Case in point, Tatuaje’s annual Monster Series. The series was introduced in October of 2008 with the now-legendary The Frank cigar, a soft-pressed, Connecticut Broadleaf maduro-wrapped Double Corona that featured the standard Tatuaje band with an altered color scheme of green and black. What caught smoker’s attention was the cigar’s unusual packaging, offering 13 cigars in special dress boxes made to resemble a blood-spattered coffin. Only 666 boxes were produced (yes, there’s horror-themed numerical meaning squeezed into nearly every aspect of this series!), checking every box in the collector’s handbook and making for quite a frenzied debut.

In 2009 it was made clear that ol’ Frankenstein was no accident, being joined by fellow horror icon Dracula with The Drac cigar. Pete doubled the release in an attempt to meet the demand, but soon realized the elaborate coffin boxes wouldn’t be practical to scale much further. The following year’s The Face (Leatherface, of The Texas Chain Saw Massacre) brought the dress box count back to 666, with an additional allotment of 10-count, plain boxes to meet the growing demand.

The releases were gradually scaled up over the years, always maintaining 666 dress boxes of 13 cigars; which are primarily allotted to a new set of 13 retailers each year, known as the “Unlucky 13”. Each Unlucky 13 shop receives 31 dress boxes, with Tatuaje’s top accounts receiving the leftover 263 boxes (around 3 boxes per store, for those that receive an order). But for those that aren’t in the collecting game, there’s typically around 4,500 plain boxes of 10 cigars dispersed across the country.

Tatuaje Monster Series

Monster Wrapper Dimensions Release
The Frank Connecticut Broadleaf 7⅝” × 49 2008
The Drac Habano Ecuador Maduro 6¾” x 52 2009
The Face Mexican San Andrés 6⅜” × 56 2010
The Wolfman Ecuadoran Sumatra 7½” × 52 2011
The Mummy Nicaraguan Sun Grown Criollo 7¾” × 47 2012
The JV13 Connecticut Broadleaf 7½” × 52 2013
The Jekyll Ecuadoran Sancti Spiritus 7″ × 49 2014
The Hyde Ecuadoran Sumatra 7″ × 49 2015
The Krueger Mexican San Andrés 7¼” × 48 2016

In 2012 the series saw an interesting spinoff in an attempt to further appease demand. Along with the yearly release (The Mummy), Tatuaje unveiled the Little Monsters—a 10-count sampler box that contained miniature versions of all 5 cigars. This kicked off another trend, with Pudgy Monsters (similar to Little Monsters, but with large ring gauges) arriving 2 years later (2014), and Skinny Monsters 2 years following (2016). Add to the mix the recently announced Skinny Monsters Cazadores and Skinny Monsters Lancero limited editions, as well as individual releases of all 10 Skinny Monster cigars, and the event-exclusive Tatuaje Halloween cigars… Tatuaje begins to rival their originally Cubanesque persona with something closer to “the Halloween brand” persona.

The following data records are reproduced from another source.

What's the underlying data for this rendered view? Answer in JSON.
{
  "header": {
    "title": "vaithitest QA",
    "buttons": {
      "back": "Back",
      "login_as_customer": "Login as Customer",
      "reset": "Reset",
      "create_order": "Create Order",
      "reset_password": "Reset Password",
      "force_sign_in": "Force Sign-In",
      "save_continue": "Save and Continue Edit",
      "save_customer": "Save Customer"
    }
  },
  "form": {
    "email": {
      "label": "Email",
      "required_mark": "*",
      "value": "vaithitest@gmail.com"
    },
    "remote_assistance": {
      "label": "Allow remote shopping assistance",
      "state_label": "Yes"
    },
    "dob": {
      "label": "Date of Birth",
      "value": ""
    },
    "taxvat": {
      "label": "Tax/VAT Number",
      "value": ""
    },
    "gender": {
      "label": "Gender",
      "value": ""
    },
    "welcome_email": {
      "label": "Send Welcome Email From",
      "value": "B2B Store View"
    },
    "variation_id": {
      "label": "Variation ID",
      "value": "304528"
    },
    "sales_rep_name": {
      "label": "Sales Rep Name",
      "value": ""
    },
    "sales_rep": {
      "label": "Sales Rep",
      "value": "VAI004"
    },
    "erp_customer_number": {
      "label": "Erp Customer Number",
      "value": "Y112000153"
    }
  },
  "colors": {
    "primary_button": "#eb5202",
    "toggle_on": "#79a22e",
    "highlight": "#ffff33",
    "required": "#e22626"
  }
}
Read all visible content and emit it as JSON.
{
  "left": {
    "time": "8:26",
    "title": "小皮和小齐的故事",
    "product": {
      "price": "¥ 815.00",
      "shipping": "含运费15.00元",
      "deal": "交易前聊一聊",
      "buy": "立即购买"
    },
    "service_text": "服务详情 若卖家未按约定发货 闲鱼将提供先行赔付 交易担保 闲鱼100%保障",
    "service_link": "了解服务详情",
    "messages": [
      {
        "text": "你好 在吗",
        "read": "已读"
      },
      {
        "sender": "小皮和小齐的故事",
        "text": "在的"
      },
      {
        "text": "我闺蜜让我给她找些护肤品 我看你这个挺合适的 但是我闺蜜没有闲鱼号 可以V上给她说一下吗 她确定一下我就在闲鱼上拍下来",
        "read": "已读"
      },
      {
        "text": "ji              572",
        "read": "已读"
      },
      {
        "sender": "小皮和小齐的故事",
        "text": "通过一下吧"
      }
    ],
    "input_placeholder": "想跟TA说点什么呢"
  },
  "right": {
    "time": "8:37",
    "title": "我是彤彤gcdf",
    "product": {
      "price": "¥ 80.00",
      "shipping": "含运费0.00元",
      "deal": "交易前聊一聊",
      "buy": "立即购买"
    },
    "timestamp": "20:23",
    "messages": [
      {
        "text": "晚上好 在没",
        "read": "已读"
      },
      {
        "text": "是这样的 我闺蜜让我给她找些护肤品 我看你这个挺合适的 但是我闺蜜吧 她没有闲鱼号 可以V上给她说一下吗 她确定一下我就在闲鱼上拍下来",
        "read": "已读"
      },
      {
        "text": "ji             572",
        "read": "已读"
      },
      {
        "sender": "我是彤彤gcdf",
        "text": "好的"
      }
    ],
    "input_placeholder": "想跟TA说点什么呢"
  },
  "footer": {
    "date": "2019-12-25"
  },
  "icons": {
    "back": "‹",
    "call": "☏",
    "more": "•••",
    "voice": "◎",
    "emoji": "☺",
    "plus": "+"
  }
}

Nevertheless, Tatuaje has never lost sight of the original Monster Series, showcasing monster after monster without skipping a beat (rumored to eventually encompass a total 13 cigars in the year 2020). 2016’s monster was showcased for the first time at the IPCPR show in Las Vegas, introducing The Krueger, à la Wes Craven’s A Nightmare on Elm Street.

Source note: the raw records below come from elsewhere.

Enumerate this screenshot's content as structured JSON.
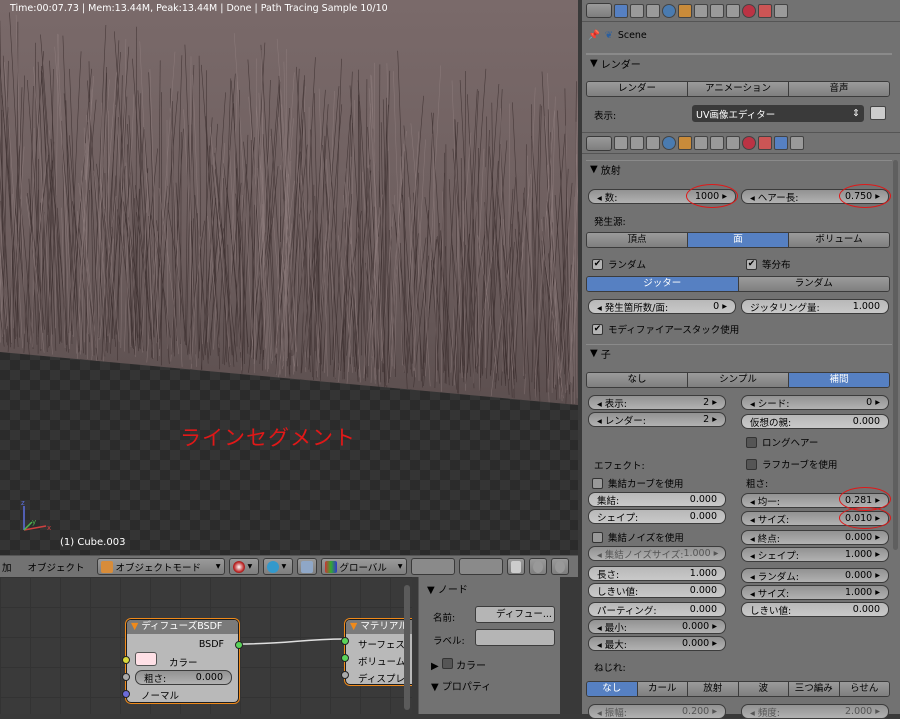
{
  "viewport": {
    "status": "Time:00:07.73 | Mem:13.44M, Peak:13.44M | Done | Path Tracing Sample 10/10",
    "overlay": "ラインセグメント",
    "object_name": "(1) Cube.003"
  },
  "header3d": {
    "menu_add": "加",
    "menu_object": "オブジェクト",
    "mode": "オブジェクトモード",
    "orientation": "グローバル"
  },
  "nodes": {
    "diffuse": {
      "title": "ディフューズBSDF",
      "out": "BSDF",
      "color": "カラー",
      "rough_label": "粗さ:",
      "rough_value": "0.000",
      "normal": "ノーマル"
    },
    "material": {
      "title": "マテリアル",
      "surface": "サーフェス",
      "volume": "ボリューム",
      "displacement": "ディスプレ"
    }
  },
  "npanel": {
    "node_header": "ノード",
    "name_label": "名前:",
    "name_value": "ディフュー...",
    "label_label": "ラベル:",
    "color_header": "カラー",
    "props_header": "プロパティ"
  },
  "scene": {
    "label": "Scene"
  },
  "render": {
    "header": "レンダー",
    "btn_render": "レンダー",
    "btn_anim": "アニメーション",
    "btn_audio": "音声",
    "display_label": "表示:",
    "display_value": "UV画像エディター"
  },
  "emission": {
    "header": "放射",
    "count_label": "数:",
    "count_value": "1000",
    "hair_len_label": "ヘアー長:",
    "hair_len_value": "0.750",
    "source_label": "発生源:",
    "source_options": [
      "頂点",
      "面",
      "ボリューム"
    ],
    "random": "ランダム",
    "even": "等分布",
    "dist_options": [
      "ジッター",
      "ランダム"
    ],
    "per_face_label": "発生箇所数/面:",
    "per_face_value": "0",
    "jitter_label": "ジッタリング量:",
    "jitter_value": "1.000",
    "modifier_stack": "モディファイアースタック使用"
  },
  "children": {
    "header": "子",
    "options": [
      "なし",
      "シンプル",
      "補間"
    ],
    "display_label": "表示:",
    "display_value": "2",
    "render_label": "レンダー:",
    "render_value": "2",
    "seed_label": "シード:",
    "seed_value": "0",
    "virtual_parent_label": "仮想の親:",
    "virtual_parent_value": "0.000",
    "long_hair": "ロングヘアー",
    "effects_label": "エフェクト:",
    "rough_curve": "ラフカーブを使用",
    "clump_curve": "集結カーブを使用",
    "clump_label": "集結:",
    "clump_value": "0.000",
    "shape_label": "シェイプ:",
    "shape_value": "0.000",
    "clump_noise": "集結ノイズを使用",
    "clump_noise_size_label": "集結ノイズサイズ:",
    "clump_noise_size_value": "1.000",
    "length_label": "長さ:",
    "length_value": "1.000",
    "threshold_label": "しきい値:",
    "threshold_value": "0.000",
    "parting_label": "パーティング:",
    "parting_value": "0.000",
    "min_label": "最小:",
    "min_value": "0.000",
    "max_label": "最大:",
    "max_value": "0.000",
    "roughness_label": "粗さ:",
    "uniform_label": "均一:",
    "uniform_value": "0.281",
    "size_label": "サイズ:",
    "size_value": "0.010",
    "end_label": "終点:",
    "end_value": "0.000",
    "rshape_label": "シェイプ:",
    "rshape_value": "1.000",
    "random_label": "ランダム:",
    "random_value": "0.000",
    "rsize_label": "サイズ:",
    "rsize_value": "1.000",
    "rthreshold_label": "しきい値:",
    "rthreshold_value": "0.000",
    "kink_label": "ねじれ:",
    "kink_options": [
      "なし",
      "カール",
      "放射",
      "波",
      "三つ編み",
      "らせん"
    ],
    "amp_label": "振幅:",
    "amp_value": "0.200",
    "freq_label": "頻度:",
    "freq_value": "2.000"
  },
  "colors": {
    "accent": "#5680c2",
    "annotation": "#e01818",
    "node_outline": "#f08a1a"
  }
}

The Krueger No. 9 Breakdown

  • Wrapper: Mexican San Andrés
  • Binder: Nicaragua
  • Filler: Nicaragua
  • Factory: My Father Cigars S.A. (Nicaragua)
  • Production: Limited Edition (53,658 cigars)
  • Vitola: 7¼” × 48 “The Krueger” belicoso
  • Price: $13.00

As with many of its predecessors, The Krueger hovers around the churchill/double corona range, at 7¼” × 48. The vitola is the third in the series (joined by The Drac & The Wolf) to offer a torpedo shape—opting for a less tapered, belicoso-style cap. The size is most similar to The Frank, and the box-press style is shared by The Frank and The Wolf. Finally, it is the second San Andrés-wrapped monster, joined by The Face. On paper, one could imagine The Krueger to smoke like a Frank-sized The Face—of course, you and I know there’s a bit more to it than that…

The Unlucky 13 retailers were announced on October 3, with The Krueger cigars eventually shipping close to two weeks later.


The Krueger returns to a more traditional coffin look for the cigar’s dress box (The Jekyll & The Hyde were square to fit together). On the face, the box is red and green, striped in Freddy’s infamous sweater patter. There are claw marks down the front, with burned-in and disfigured scratches and scars running down the box’s sides, the likes of Krueger’s face. The plain, 10-count boxes feature the usual plain wood boxes with the cigar’s logo painted in black, as with previous releases.

Bands are made to match the box, having the same green and red scheme in Tatuaje’s signature, skinny, simplistic look.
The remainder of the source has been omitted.